Unstructured-IO / unstructured-ingest

Apache License 2.0
6 stars 5 forks source link

feat/enable github enterprise (v 3.10.8) connection #50

Open DanielBarbosabit opened 5 months ago

DanielBarbosabit commented 5 months ago

Is your feature request related to a problem? Please describe. The GithubRunner works so fine to extract data from Github, but it is not possible to use the same runner to extract data from Enterprise accounts.

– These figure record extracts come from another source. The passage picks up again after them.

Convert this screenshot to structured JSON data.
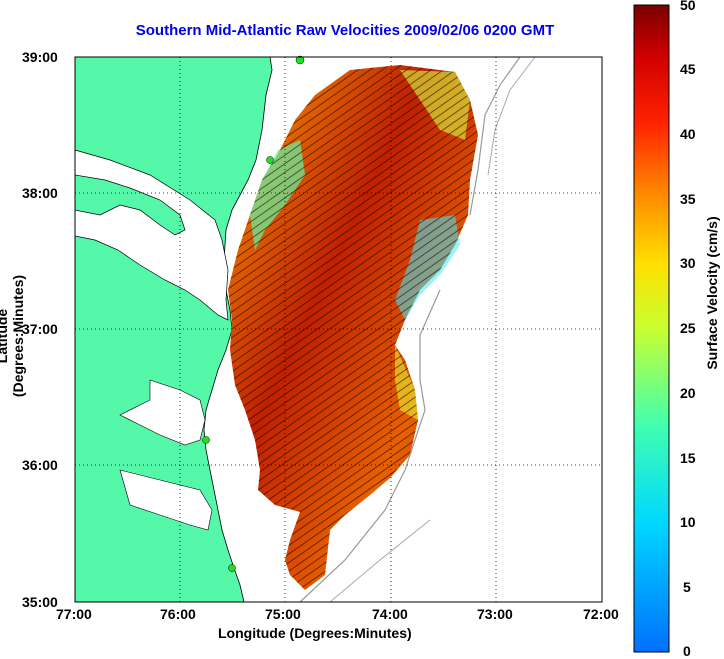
{
  "title": "Southern Mid-Atlantic Raw Velocities 2009/02/06 0200 GMT",
  "xlabel": "Longitude (Degrees:Minutes)",
  "ylabel": "Latitude (Degrees:Minutes)",
  "xticks": [
    "77:00",
    "76:00",
    "75:00",
    "74:00",
    "73:00",
    "72:00"
  ],
  "yticks": [
    "39:00",
    "38:00",
    "37:00",
    "36:00",
    "35:00"
  ],
  "colorbar": {
    "label": "Surface Velocity (cm/s)",
    "ticks": [
      "50",
      "45",
      "40",
      "35",
      "30",
      "25",
      "20",
      "15",
      "10",
      "5",
      "0"
    ],
    "range": [
      0,
      50
    ],
    "units": "cm/s"
  },
  "colors": {
    "land": "#55f7a8",
    "grid": "#000000",
    "title": "#0000ee"
  },
  "map": {
    "lon_range": [
      "77:00",
      "72:00"
    ],
    "lat_range": [
      "35:00",
      "39:00"
    ]
  }
}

Describe the solution you'd like I would to use the GithubRunner to extract data from a Github Enterprise account. So, to enable this feature, I believe the SimpleGitHubConfig class should have a new parameter to pass the base URL API from the Github Enterprise, as shown in the code below:

from unstructured.ingest.connector.git import GitAccessConfig
from unstructured.ingest.connector.github import SimpleGitHubConfig
from unstructured.ingest.interfaces import PartitionConfig, ProcessorConfig, ReadConfig
from unstructured.ingest.runner import GithubRunner

if __name__ == "__main__":
    runner = GithubRunner(
        processor_config=ProcessorConfig(
            verbose=True,
            output_dir="github-ingest-output",
            num_processes=2,
        ),
        read_config=ReadConfig(),
        partition_config=PartitionConfig(),
        connector_config=SimpleGitHubConfig(
            url="<MyOrg>/<MyInternalRepo>", branch="main", access_config=GitAccessConfig(), base_url=base_url="https://<host_of_my_github_enterprise>/api/v3"
        ),
    )
    runner.run()

Describe alternatives you've considered Of course, It is necessary that the source code has to be compatible with the Github and Github enterprise API, but I already tested and it should be interesting to remove the line 32 condition , in order to be possible to allow other github hosts. Because in this way, we are not able to configure Github Enterprise account, which has different domains.

Additional context

scanny commented 5 months ago

Thanks for creating this issue @DanielBarbosabit :). We're tracking this as an enhancement and will take a look at it more closely as soon as we have bandwidth. In the meantime, if you have an implementation in mind feel free to open a PR and we'd be happy to review!